CReHate: Cross-cultural Re-annotation of English Hate Speech DatasetDownload PDFOpen Website

Published: 01 Jan 2023, Last Modified: 18 Dec 2023CoRR 2023Readers: Everyone
Abstract: Most NLP datasets neglect the cultural diversity among language speakers, resulting in a critical shortcoming in hate speech detection and other culturally sensitive tasks. To address this, we introduce CREHate, a CRoss-cultural English Hate speech dataset. To construct CREHate, we follow a two-step procedure: 1) culture-specific post collection and 2) cross-cultural annotation. We sample posts from the SBIC dataset, which predominantly represents North America, and collect posts from four geographically diverse English-speaking countries using culture-specific hate speech keywords that we retrieve from our survey.
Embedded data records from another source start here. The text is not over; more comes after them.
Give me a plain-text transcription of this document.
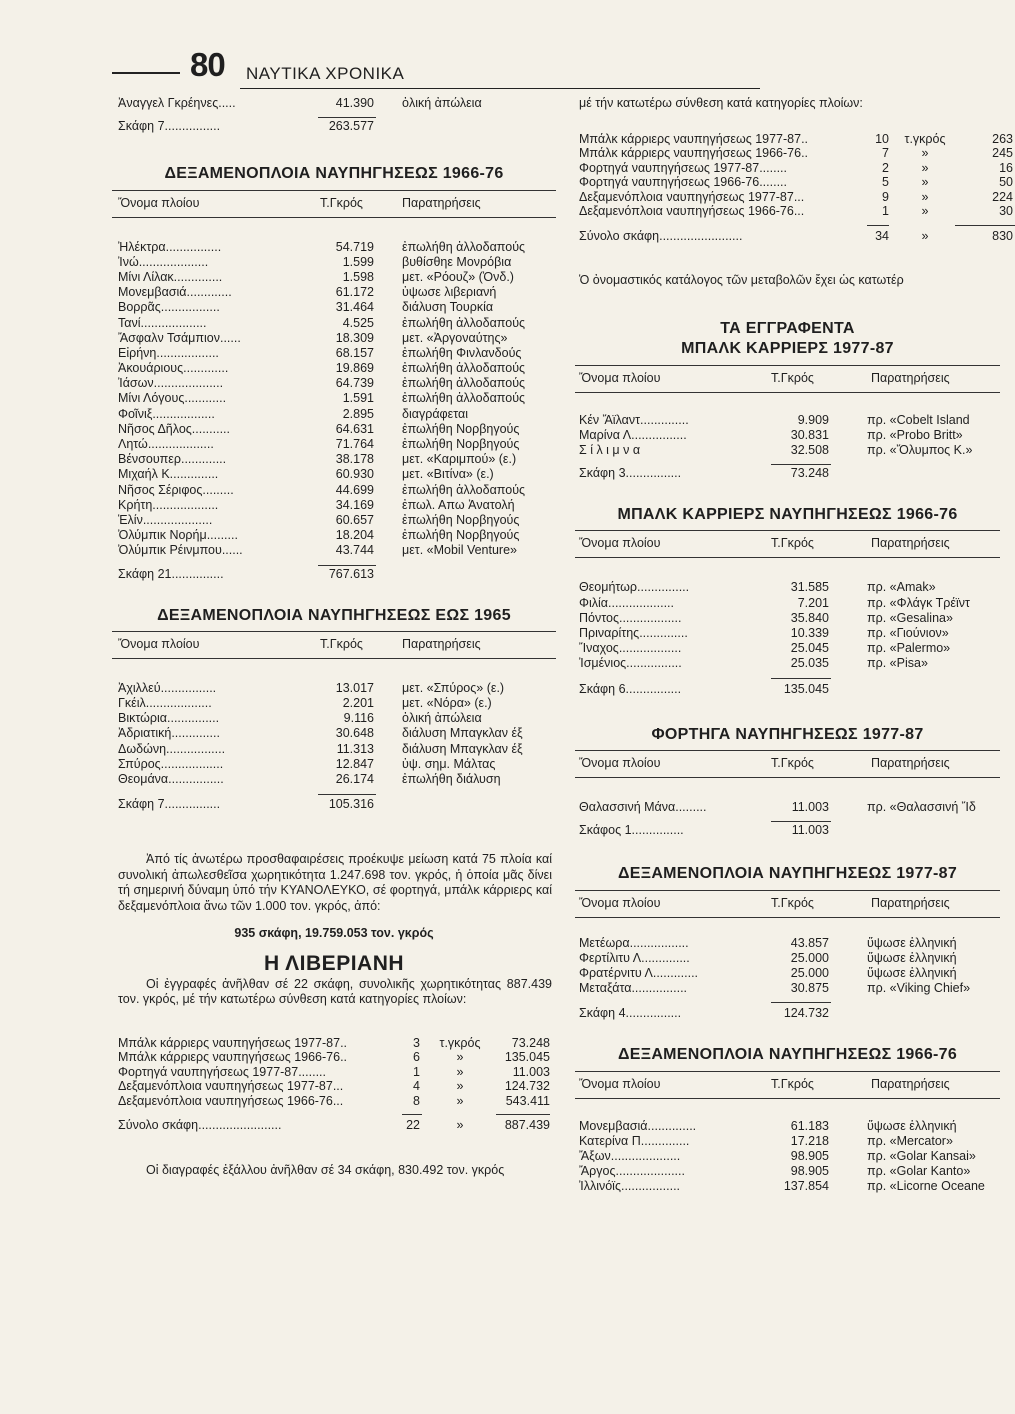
80 ΝΑΥΤΙΚΑ ΧΡΟΝΙΚΑ
Ἀναγγελ Γκρέηνες.....	41.390 ὁλική ἀπώλεια
Σκάφη 7................	263.577
ΔΕΞΑΜΕΝΟΠΛΟΙΑ ΝΑΥΠΗΓΗΣΕΩΣ 1966-76
Ὄνομα πλοίου	Τ.Γκρός	Παρατηρήσεις
Ἠλέκτρα................	54.719 ἐπωλήθη ἀλλοδαπούς
Ἰνώ....................	1.599 βυθίσθηε Μονρόβια
Μίνι Λίλακ..............	1.598 μετ. «Ρόουζ» (Ὀνδ.)
Μονεμβασιά.............	61.172 ὑψωσε λιβεριανή
Βορρᾶς.................	31.464 διάλυση Τουρκία
Τανί...................	4.525 ἐπωλήθη ἀλλοδαπούς
Ἄσφαλν Τσάμπιον......	18.309 μετ. «Ἀργοναύτης»
Εἰρήνη..................	68.157 ἐπωλήθη Φινλανδούς
Ἀκουάριους.............	19.869 ἐπωλήθη ἀλλοδαπούς
Ἰάσων....................	64.739 ἐπωλήθη ἀλλοδαπούς
Μίνι Λόγους............	1.591 ἐπωλήθη ἀλλοδαπούς
Φοῖνιξ..................	2.895 διαγράφεται
Νῆσος Δῆλος...........	64.631 ἐπωλήθη Νορβηγούς
Λητώ...................	71.764 ἐπωλήθη Νορβηγούς
Βένσουπερ.............	38.178 μετ. «Καριμπού» (ε.)
Μιχαήλ Κ..............	60.930 μετ. «Βιτίνα» (ε.)
Νῆσος Σέριφος.........	44.699 ἐπωλήθη ἀλλοδαπούς
Κρήτη...................	34.169 ἐπωλ. Απω Ἀνατολή
Ἑλίν....................	60.657 ἐπωλήθη Νορβηγούς
Ὀλύμπικ Νορήμ.........	18.204 ἐπωλήθη Νορβηγούς
Ὀλύμπικ Ρέινμπου......	43.744 μετ. «Mobil Venture»
Σκάφη 21...............	767.613
ΔΕΞΑΜΕΝΟΠΛΟΙΑ ΝΑΥΠΗΓΗΣΕΩΣ ΕΩΣ 1965
Ὄνομα πλοίου	Τ.Γκρός	Παρατηρήσεις
Ἀχιλλεύ................	13.017 μετ. «Σπύρος» (ε.)
Γκέιλ...................	2.201 μετ. «Νόρα» (ε.)
Βικτώρια...............	9.116 ὁλική ἀπώλεια
Ἀδριατική..............	30.648 διάλυση Μπαγκλαν έξ
Δωδώνη.................	11.313 διάλυση Μπαγκλαν έξ
Σπύρος..................	12.847 ὑψ. σημ. Μάλτας
Θεομάνα................	26.174 ἐπωλήθη διάλυση
Σκάφη 7................	105.316
Ἀπό τίς ἀνωτέρω προσθαφαιρέσεις προέκυψε μείωση κατά 75 πλοία καί συνολική ἀπωλεσθεῖσα χωρητικότητα 1.247.698 τον. γκρός, ἡ ὁποία μᾶς δίνει τή σημερινή δύναμη ὑπό τήν ΚΥΑΝΟΛΕΥΚΟ, σέ φορτηγά, μπάλκ κάρριερς καί δεξαμενόπλοια ἄνω τῶν 1.000 τον. γκρός, ἀπό:
935 σκάφη, 19.759.053 τον. γκρός
Η ΛΙΒΕΡΙΑΝΗ
Οἱ ἐγγραφές ἀνῆλθαν σέ 22 σκάφη, συνολικῆς χωρητικότητας 887.439 τον. γκρός, μέ τήν κατωτέρω σύνθεση κατά κατηγορίες πλοίων:
Μπάλκ κάρριερς ναυπηγήσεως 1977-87..	3	τ.γκρός	73.248
Μπάλκ κάρριερς ναυπηγήσεως 1966-76..	6	»	135.045
Φορτηγά ναυπηγήσεως 1977-87........	1	»	11.003
Δεξαμενόπλοια ναυπηγήσεως 1977-87...	4	»	124.732
Δεξαμενόπλοια ναυπηγήσεως 1966-76...	8	»	543.411
Σύνολο σκάφη........................	22	»	887.439
Οἱ διαγραφές ἐξάλλου ἀνῆλθαν σέ 34 σκάφη, 830.492 τον. γκρός
μέ τήν κατωτέρω σύνθεση κατά κατηγορίες πλοίων:
Μπάλκ κάρριερς ναυπηγήσεως 1977-87..	10	τ.γκρός	263
Μπάλκ κάρριερς ναυπηγήσεως 1966-76..	7	»	245
Φορτηγά ναυπηγήσεως 1977-87........	2	»	16
Φορτηγά ναυπηγήσεως 1966-76........	5	»	50
Δεξαμενόπλοια ναυπηγήσεως 1977-87...	9	»	224
Δεξαμενόπλοια ναυπηγήσεως 1966-76...	1	»	30
Σύνολο σκάφη........................	34	»	830
Ὁ ὀνομαστικός κατάλογος τῶν μεταβολῶν ἔχει ὡς κατωτέρ
ΤΑ ΕΓΓΡΑΦΕΝΤΑ
ΜΠΑΛΚ ΚΑΡΡΙΕΡΣ 1977-87
Ὄνομα πλοίου	Τ.Γκρός	Παρατηρήσεις
Κέν Ἄϊλαντ..............	9.909	πρ. «Cobelt Island
Μαρίνα Λ................	30.831	πρ. «Probo Britt»
Σ ί λ ι μ ν α	32.508	πρ. «Ὄλυμπος Κ.»
Σκάφη 3................	73.248
ΜΠΑΛΚ ΚΑΡΡΙΕΡΣ ΝΑΥΠΗΓΗΣΕΩΣ 1966-76
Ὄνομα πλοίου	Τ.Γκρός	Παρατηρήσεις
Θεομήτωρ...............	31.585	πρ. «Amak»
Φιλία...................	7.201	πρ. «Φλάγκ Τρέϊντ
Πόντος..................	35.840	πρ. «Gesalina»
Πριναρίτης..............	10.339	πρ. «Γιούνιον»
Ἴναχος..................	25.045	πρ. «Palermo»
Ἰσμένιος................	25.035	πρ. «Pisa»
Σκάφη 6................	135.045
ΦΟΡΤΗΓΑ ΝΑΥΠΗΓΗΣΕΩΣ 1977-87
Ὄνομα πλοίου	Τ.Γκρός	Παρατηρήσεις
Θαλασσινή Μάνα.........	11.003	πρ. «Θαλασσινή Ἴδ
Σκάφος 1...............	11.003
ΔΕΞΑΜΕΝΟΠΛΟΙΑ ΝΑΥΠΗΓΗΣΕΩΣ 1977-87
Ὄνομα πλοίου	Τ.Γκρός	Παρατηρήσεις
Μετέωρα.................	43.857	ὕψωσε ἑλληνική
Φερτίλιτυ Λ..............	25.000	ὕψωσε ἑλληνική
Φρατέρνιτυ Λ.............	25.000	ὕψωσε ἑλληνική
Μεταξάτα................	30.875	πρ. «Viking Chief»
Σκάφη 4................	124.732
ΔΕΞΑΜΕΝΟΠΛΟΙΑ ΝΑΥΠΗΓΗΣΕΩΣ 1966-76
Ὄνομα πλοίου	Τ.Γκρός	Παρατηρήσεις
Μονεμβασιά..............	61.183	ὕψωσε ἑλληνική
Κατερίνα Π..............	17.218	πρ. «Mercator»
Ἄξων....................	98.905	πρ. «Golar Kansai»
Ἄργος....................	98.905	πρ. «Golar Kanto»
Ἰλλινόϊς.................	137.854	πρ. «Licorne Oceane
Annotations are then collected from those four English-speaking countries plus the US to establish representative labels for each country. Our analysis highlights statistically significant disparities in cross-cultural hate speech annotations. Only 56.2% of the posts in CREHate achieve consensus among all five countries, with a peak pairwise disagreement rate of 26%. The annotations show that label disagreements tend to come from the inherent cultural context, subjectivity, and ambiguity of the posts. Lastly, we develop cross-cultural hate speech classifiers that are more accurate at predicting each country's labels than the monocultural classifiers. This confirms the utility of CREHate for constructing culturally sensitive hate speech classifiers.